DIVISIONAL UNIT:        3rd Canadian Infantry Division
                                             8th Infantry Brigade
                                             4th Canadian Mounted Rifles  -  Toronto
                                             Canadian Infantry Corps
SERVICE NO:                   401326
RESIDENCE:                    Clinton - Ontario
DATE OF BIRTH:            November 5, 1893
                                             Crediton – Stephen Township - County of Huron - Ontario
DATE OF DEATH:           April 9, 1917                        23 years     5 months
CEMETERY:                     Thelus Military Cemetery – Thelus –
                                             Pas de Calais – France
                                             IV     F     7
PARENTS:                         Mr. Thomas Lawson – Detroit – Michigan – U.S.A.
Occupation:                        Farmer                                  Religion:     Wesleyan
Enlistment:                         August 4, 1915 – Clinton into 33rd Battalion
Enlistment Age:                 21 years     8 months

Percy grew up and attended school in Crediton, and grw up with his aunts. At the age of 13 he moved to Detroit, Michigan and grew to manhood. At the age of 21 years and after the call went out for volunteers he responded, returned to Crediton and enlisted in Exeter. He trained in London and in Quebec and went to England in March of 1915. Then in January 1916 he went to the trenches of France and here he distinguished himself and for his bravery was promoted to the rank of Sergeant.
Sergeant Lawson and his men were positioned near Vimy when he was killed in action. The 4th Canadian Mounted Rifles were south of Givenchy-en-Gohelle and Lens.
At 5:30 am the Division barrage began and one minute leter the enemy replied. At 5:32 am the tunnel Sap between Goodman Tunnel and the enemy front lines had been blown. At 5:35 am the infantry began entering the first line. 

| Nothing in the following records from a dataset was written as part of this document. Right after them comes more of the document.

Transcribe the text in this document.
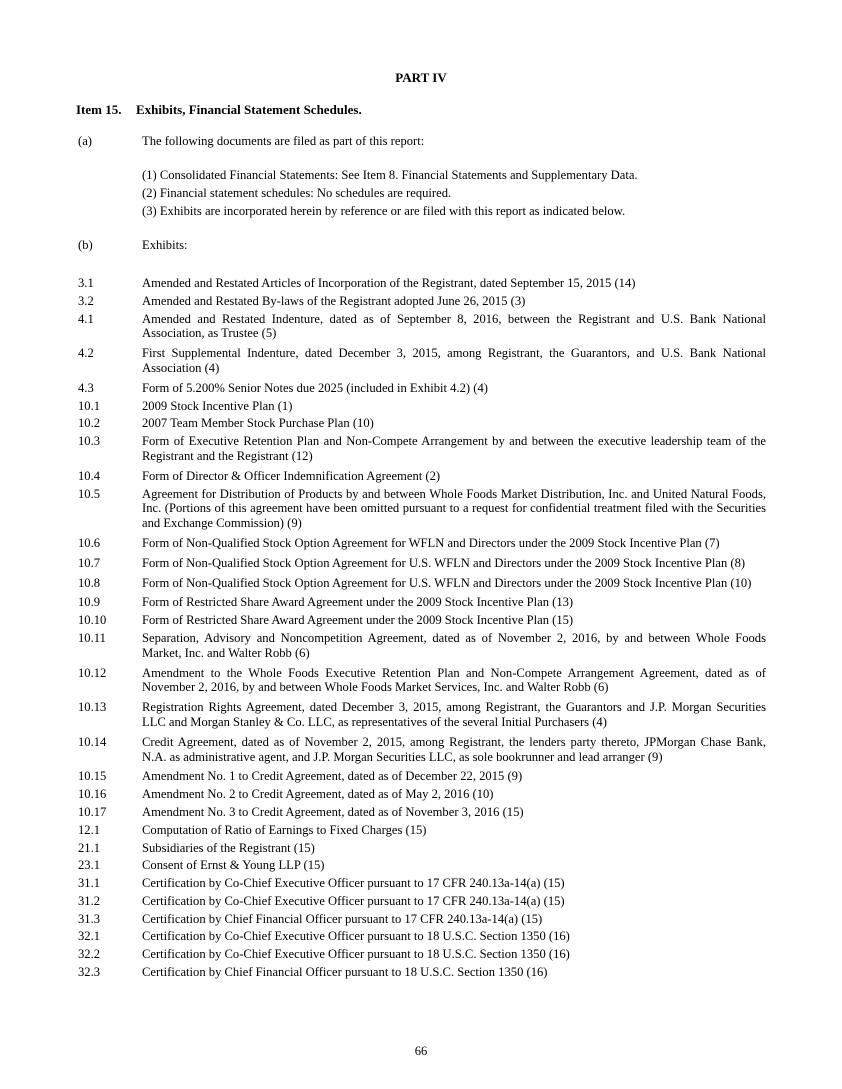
PART IV
Item 15. Exhibits, Financial Statement Schedules.
(a)	The following documents are filed as part of this report:
(1) Consolidated Financial Statements: See Item 8. Financial Statements and Supplementary Data.
(2) Financial statement schedules: No schedules are required.
(3) Exhibits are incorporated herein by reference or are filed with this report as indicated below.
(b)	Exhibits:
3.1	Amended and Restated Articles of Incorporation of the Registrant, dated September 15, 2015 (14)
3.2	Amended and Restated By-laws of the Registrant adopted June 26, 2015 (3)
4.1	Amended and Restated Indenture, dated as of September 8, 2016, between the Registrant and U.S. Bank National Association, as Trustee (5)
4.2	First Supplemental Indenture, dated December 3, 2015, among Registrant, the Guarantors, and U.S. Bank National Association (4)
4.3	Form of 5.200% Senior Notes due 2025 (included in Exhibit 4.2) (4)
10.1	2009 Stock Incentive Plan (1)
10.2	2007 Team Member Stock Purchase Plan (10)
10.3	Form of Executive Retention Plan and Non-Compete Arrangement by and between the executive leadership team of the Registrant and the Registrant (12)
10.4	Form of Director & Officer Indemnification Agreement (2)
10.5	Agreement for Distribution of Products by and between Whole Foods Market Distribution, Inc. and United Natural Foods, Inc. (Portions of this agreement have been omitted pursuant to a request for confidential treatment filed with the Securities and Exchange Commission) (9)
10.6	Form of Non-Qualified Stock Option Agreement for WFLN and Directors under the 2009 Stock Incentive Plan (7)
10.7	Form of Non-Qualified Stock Option Agreement for U.S. WFLN and Directors under the 2009 Stock Incentive Plan (8)
10.8	Form of Non-Qualified Stock Option Agreement for U.S. WFLN and Directors under the 2009 Stock Incentive Plan (10)
10.9	Form of Restricted Share Award Agreement under the 2009 Stock Incentive Plan (13)
10.10	Form of Restricted Share Award Agreement under the 2009 Stock Incentive Plan (15)
10.11	Separation, Advisory and Noncompetition Agreement, dated as of November 2, 2016, by and between Whole Foods Market, Inc. and Walter Robb (6)
10.12	Amendment to the Whole Foods Executive Retention Plan and Non-Compete Arrangement Agreement, dated as of November 2, 2016, by and between Whole Foods Market Services, Inc. and Walter Robb (6)
10.13	Registration Rights Agreement, dated December 3, 2015, among Registrant, the Guarantors and J.P. Morgan Securities LLC and Morgan Stanley & Co. LLC, as representatives of the several Initial Purchasers (4)
10.14	Credit Agreement, dated as of November 2, 2015, among Registrant, the lenders party thereto, JPMorgan Chase Bank, N.A. as administrative agent, and J.P. Morgan Securities LLC, as sole bookrunner and lead arranger (9)
10.15	Amendment No. 1 to Credit Agreement, dated as of December 22, 2015 (9)
10.16	Amendment No. 2 to Credit Agreement, dated as of May 2, 2016 (10)
10.17	Amendment No. 3 to Credit Agreement, dated as of November 3, 2016 (15)
12.1	Computation of Ratio of Earnings to Fixed Charges (15)
21.1	Subsidiaries of the Registrant (15)
23.1	Consent of Ernst & Young LLP (15)
31.1	Certification by Co-Chief Executive Officer pursuant to 17 CFR 240.13a-14(a) (15)
31.2	Certification by Co-Chief Executive Officer pursuant to 17 CFR 240.13a-14(a) (15)
31.3	Certification by Chief Financial Officer pursuant to 17 CFR 240.13a-14(a) (15)
32.1	Certification by Co-Chief Executive Officer pursuant to 18 U.S.C. Section 1350 (16)
32.2	Certification by Co-Chief Executive Officer pursuant to 18 U.S.C. Section 1350 (16)
32.3	Certification by Chief Financial Officer pursuant to 18 U.S.C. Section 1350 (16)
66
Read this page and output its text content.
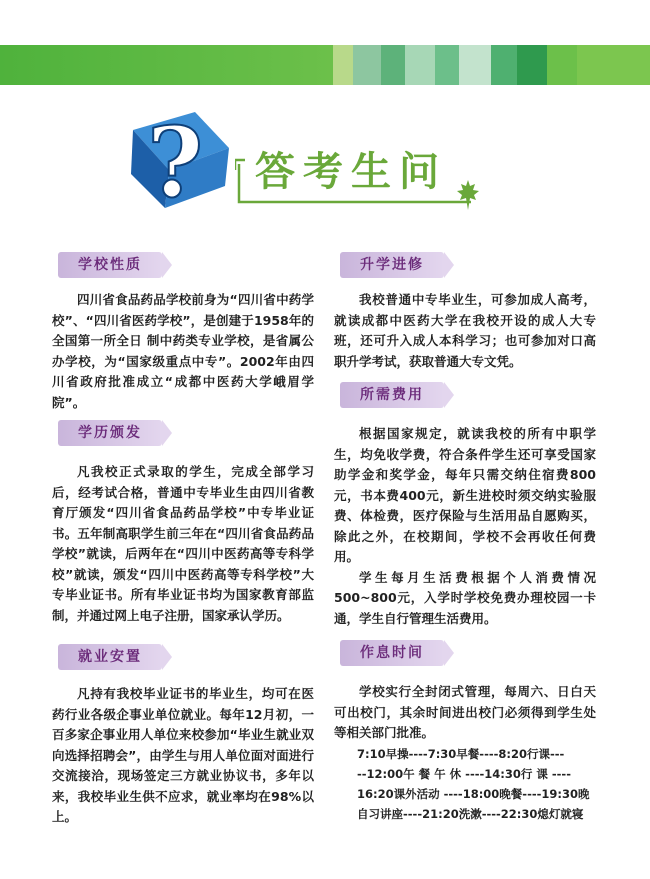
? 答考生问
学校性质

四川省食品药品学校前身为“四川省中药学校”、“四川省医药学校”，是创建于1958年的全国第一所全日 制中药类专业学校，是省属公办学校，为“国家级重点中专”。2002年由四川省政府批准成立“成都中医药大学峨眉学院”。

学历颁发

凡我校正式录取的学生，完成全部学习后，经考试合格，普通中专毕业生由四川省教育厅颁发“四川省食品药品学校”中专毕业证书。五年制高职学生前三年在“四川省食品药品学校”就读，后两年在“四川中医药高等专科学校”就读，颁发“四川中医药高等专科学校”大专毕业证书。所有毕业证书均为国家教育部监制，并通过网上电子注册，国家承认学历。

就业安置

凡持有我校毕业证书的毕业生，均可在医药行业各级企事业单位就业。每年12月初，一百多家企事业用人单位来校参加“毕业生就业双向选择招聘会”，由学生与用人单位面对面进行交流接洽，现场签定三方就业协议书，多年以来，我校毕业生供不应求，就业率均在98%以上。

升学进修

我校普通中专毕业生，可参加成人高考，就读成都中医药大学在我校开设的成人大专班，还可升入成人本科学习；也可参加对口高职升学考试，获取普通大专文凭。

所需费用

根据国家规定，就读我校的所有中职学生，均免收学费，符合条件学生还可享受国家助学金和奖学金，每年只需交纳住宿费800元，书本费400元，新生进校时须交纳实验服费、体检费，医疗保险与生活用品自愿购买，除此之外，在校期间，学校不会再收任何费用。

学生每月生活费根据个人消费情况500~800元，入学时学校免费办理校园一卡通，学生自行管理生活费用。

作息时间

学校实行全封闭式管理，每周六、日白天可出校门，其余时间进出校门必须得到学生处等相关部门批准。

7:10早操----7:30早餐----8:20行课---

--12:00午 餐 午 休 ----14:30行 课 ----

16:20课外活动 ----18:00晚餐----19:30晚

自习讲座----21:20洗漱----22:30熄灯就寝
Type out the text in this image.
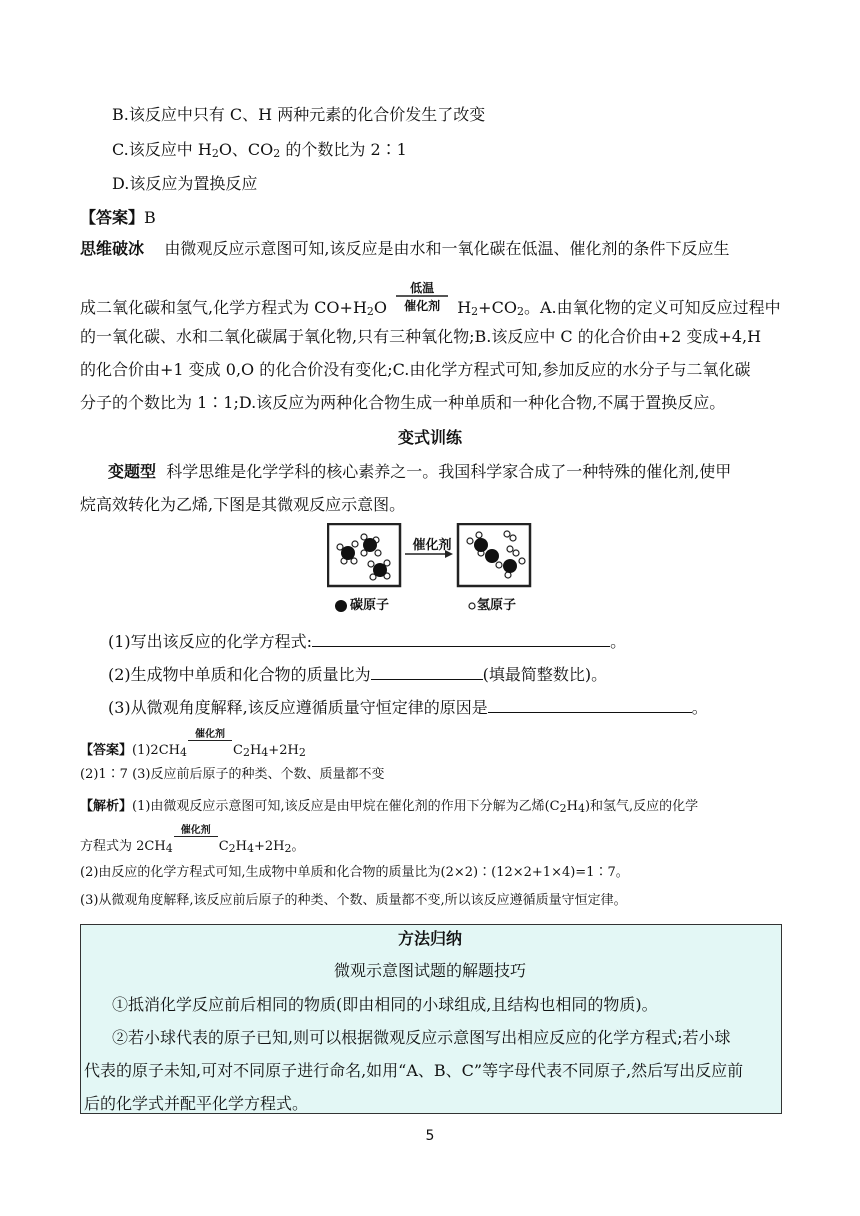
B.该反应中只有 C、H 两种元素的化合价发生了改变
C.该反应中 $H_2O$、$CO_2$ 的个数比为 2∶1
D.该反应为置换反应
【答案】B
思维破冰 由微观反应示意图可知,该反应是由水和一氧化碳在低温、催化剂的条件下反应生
成二氧化碳和氢气,化学方程式为 $CO+H_2O$
低温
催化剂	$H_2+CO_2$。A.由氧化物的定义可知反应过程中
的一氧化碳、水和二氧化碳属于氧化物,只有三种氧化物;B.该反应中 C 的化合价由+2 变成+4,H
的化合价由+1 变成 0,O 的化合价没有变化;C.由化学方程式可知,参加反应的水分子与二氧化碳
分子的个数比为 1∶1;D.该反应为两种化合物生成一种单质和一种化合物,不属于置换反应。
变式训练
变题型 科学思维是化学学科的核心素养之一。我国科学家合成了一种特殊的催化剂,使甲
烷高效转化为乙烯,下图是其微观反应示意图。
催化剂
碳原子	氢原子
(1)写出该反应的化学方程式:	。
(2)生成物中单质和化合物的质量比为	(填最简整数比)。
(3)从微观角度解释,该反应遵循质量守恒定律的原因是	。
【答案】$(1)2CH_4$
催化剂
$C_2H_4+2H_2$
(2)1∶7 (3)反应前后原子的种类、个数、质量都不变
【解析】(1)由微观反应示意图可知,该反应是由甲烷在催化剂的作用下分解为乙烯$(C_2H_4)$和氢气,反应的化学
方程式为 $2CH_4$
催化剂
$C_2H_4+2H_2$。
(2)由反应的化学方程式可知,生成物中单质和化合物的质量比为(2×2)∶(12×2+1×4)=1∶7。
(3)从微观角度解释,该反应前后原子的种类、个数、质量都不变,所以该反应遵循质量守恒定律。
方法归纳
微观示意图试题的解题技巧
①抵消化学反应前后相同的物质(即由相同的小球组成,且结构也相同的物质)。
②若小球代表的原子已知,则可以根据微观反应示意图写出相应反应的化学方程式;若小球
代表的原子未知,可对不同原子进行命名,如用“A、B、C”等字母代表不同原子,然后写出反应前
后的化学式并配平化学方程式。
5
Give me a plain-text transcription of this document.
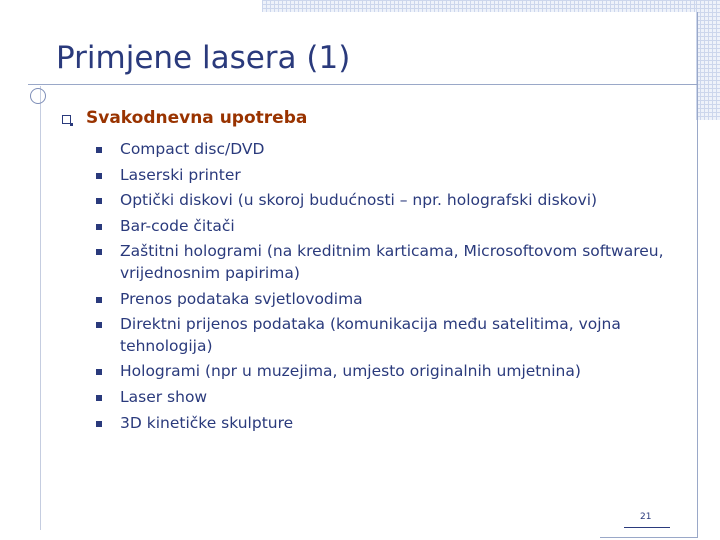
Primjene lasera (1)
Svakodnevna upotreba
Compact disc/DVD
Laserski printer
Optički diskovi (u skoroj budućnosti – npr. holografski diskovi)
Bar-code čitači
Zaštitni hologrami (na kreditnim karticama, Microsoftovom softwareu, vrijednosnim papirima)
Prenos podataka svjetlovodima
Direktni prijenos podataka (komunikacija među satelitima, vojna tehnologija)
Hologrami (npr u muzejima, umjesto originalnih umjetnina)
Laser show
3D kinetičke skulpture
21
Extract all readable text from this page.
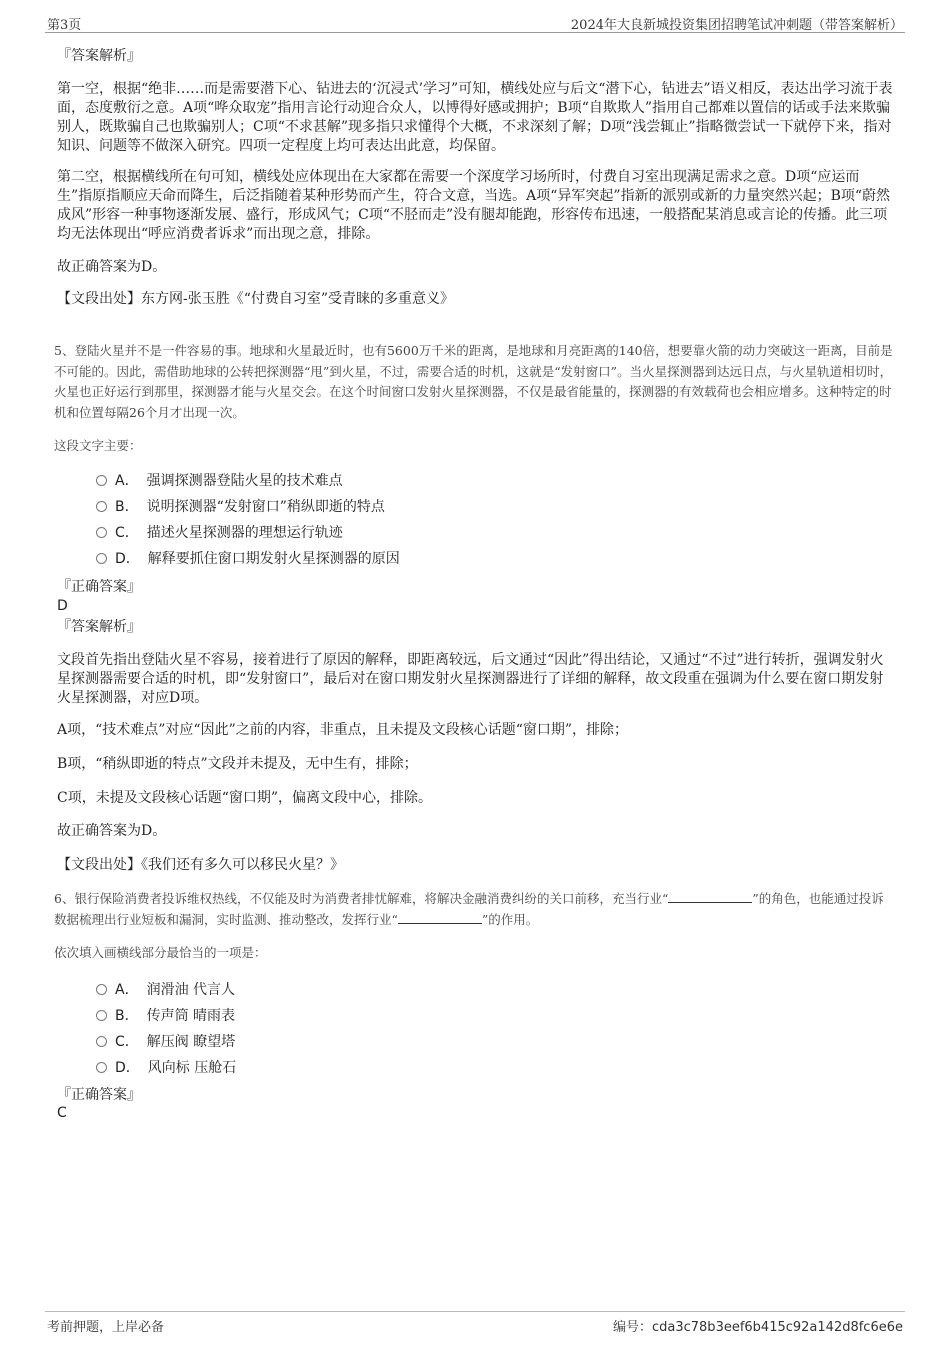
第3页	2024年大良新城投资集团招聘笔试冲刺题（带答案解析）
『答案解析』

第一空，根据“绝非……而是需要潜下心、钻进去的‘沉浸式’学习”可知，横线处应与后文“潜下心，钻进去”语义相反，表达出学习流于表面，态度敷衍之意。A项“哗众取宠”指用言论行动迎合众人，以博得好感或拥护；B项“自欺欺人”指用自己都难以置信的话或手法来欺骗别人，既欺骗自己也欺骗别人；C项“不求甚解”现多指只求懂得个大概，不求深刻了解；D项“浅尝辄止”指略微尝试一下就停下来，指对知识、问题等不做深入研究。四项一定程度上均可表达出此意，均保留。

第二空，根据横线所在句可知，横线处应体现出在大家都在需要一个深度学习场所时，付费自习室出现满足需求之意。D项“应运而生”指原指顺应天命而降生，后泛指随着某种形势而产生，符合文意，当选。A项“异军突起”指新的派别或新的力量突然兴起；B项“蔚然成风”形容一种事物逐渐发展、盛行，形成风气；C项“不胫而走”没有腿却能跑，形容传布迅速，一般搭配某消息或言论的传播。此三项均无法体现出“呼应消费者诉求”而出现之意，排除。

故正确答案为D。

【文段出处】东方网-张玉胜《“付费自习室”受青睐的多重意义》

5、登陆火星并不是一件容易的事。地球和火星最近时，也有5600万千米的距离，是地球和月亮距离的140倍，想要靠火箭的动力突破这一距离，目前是不可能的。因此，需借助地球的公转把探测器“甩”到火星，不过，需要合适的时机，这就是“发射窗口”。当火星探测器到达远日点，与火星轨道相切时，火星也正好运行到那里，探测器才能与火星交会。在这个时间窗口发射火星探测器，不仅是最省能量的，探测器的有效载荷也会相应增多。这种特定的时机和位置每隔26个月才出现一次。

这段文字主要：

A． 强调探测器登陆火星的技术难点
B． 说明探测器“发射窗口”稍纵即逝的特点
C． 描述火星探测器的理想运行轨迹
D． 解释要抓住窗口期发射火星探测器的原因
『正确答案』
D
『答案解析』

文段首先指出登陆火星不容易，接着进行了原因的解释，即距离较远，后文通过“因此”得出结论，又通过“不过”进行转折，强调发射火星探测器需要合适的时机，即“发射窗口”，最后对在窗口期发射火星探测器进行了详细的解释，故文段重在强调为什么要在窗口期发射火星探测器，对应D项。

A项，“技术难点”对应“因此”之前的内容，非重点，且未提及文段核心话题“窗口期”，排除；

B项，“稍纵即逝的特点”文段并未提及，无中生有，排除；

C项，未提及文段核心话题“窗口期”，偏离文段中心，排除。

故正确答案为D。

【文段出处】《我们还有多久可以移民火星？》

6、银行保险消费者投诉维权热线，不仅能及时为消费者排忧解难，将解决金融消费纠纷的关口前移，充当行业“	”的角色，也能通过投诉数据梳理出行业短板和漏洞，实时监测、推动整改，发挥行业“	”的作用。

依次填入画横线部分最恰当的一项是：

A． 润滑油 代言人
B． 传声筒 晴雨表
C． 解压阀 瞭望塔
D． 风向标 压舱石
『正确答案』
C
考前押题，上岸必备	编号：cda3c78b3eef6b415c92a142d8fc6e6e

At 5:42 am the Battalion had entered the enemy support trench and had advanced a good distance beyond the support positions of the enemy. At 5:53 am the men were entering Swischen Trench. By 6:05 am the last wave Flapper Trench and that the enemy artillery had shortened so much it was onto his own front line. At 6:10 am reports from Swischen Trench indicated a heavy enemy shrapnel barrage on Artillrrik Keg and Flapper Trench. Shortly following the Battalion took Swischen, the infantry was still advancing and the machine guns went in Swischen Stellung. At 7:05 Battalion Signallers were in the enemy front lines and by 7:18 am Swischen Stellung was captured. At 7:22 am the enemy front lines had been reached. Fickle Trench was taken and consolidated at 7:35 am. All Companies reported by 7:50 am they were consolidating and that all objectives were reached.  Also two Platoons went in Wood to establish a strong point.
“A” Company was now asking for reinforcements as did “C” Company and this was 9 am. The Canadian Field Artillery on the crest of the hill reported the enemy massing for a counter attack at the cross roads. At 9:30 am the enemy began shelling the Brigade lines and there was heavy enemy sniping. By 11 am the Brigade strong points were taking heavy casualties. At 11:15 am Lewis Guns were brought up to new strong points. Three Vickers Guns were brought up and placed in shell holes. At 3 pm the Battalion was taking severe casualties from enemy snipers and enemy machine guns and “D” Company reported they could not hold without taking very drastic casualties. They then withdrew from the strong point.
During the Battle for Vimy (April 9-11) the Battalion casualties were 42 killed, 118 wounded and 18 missing.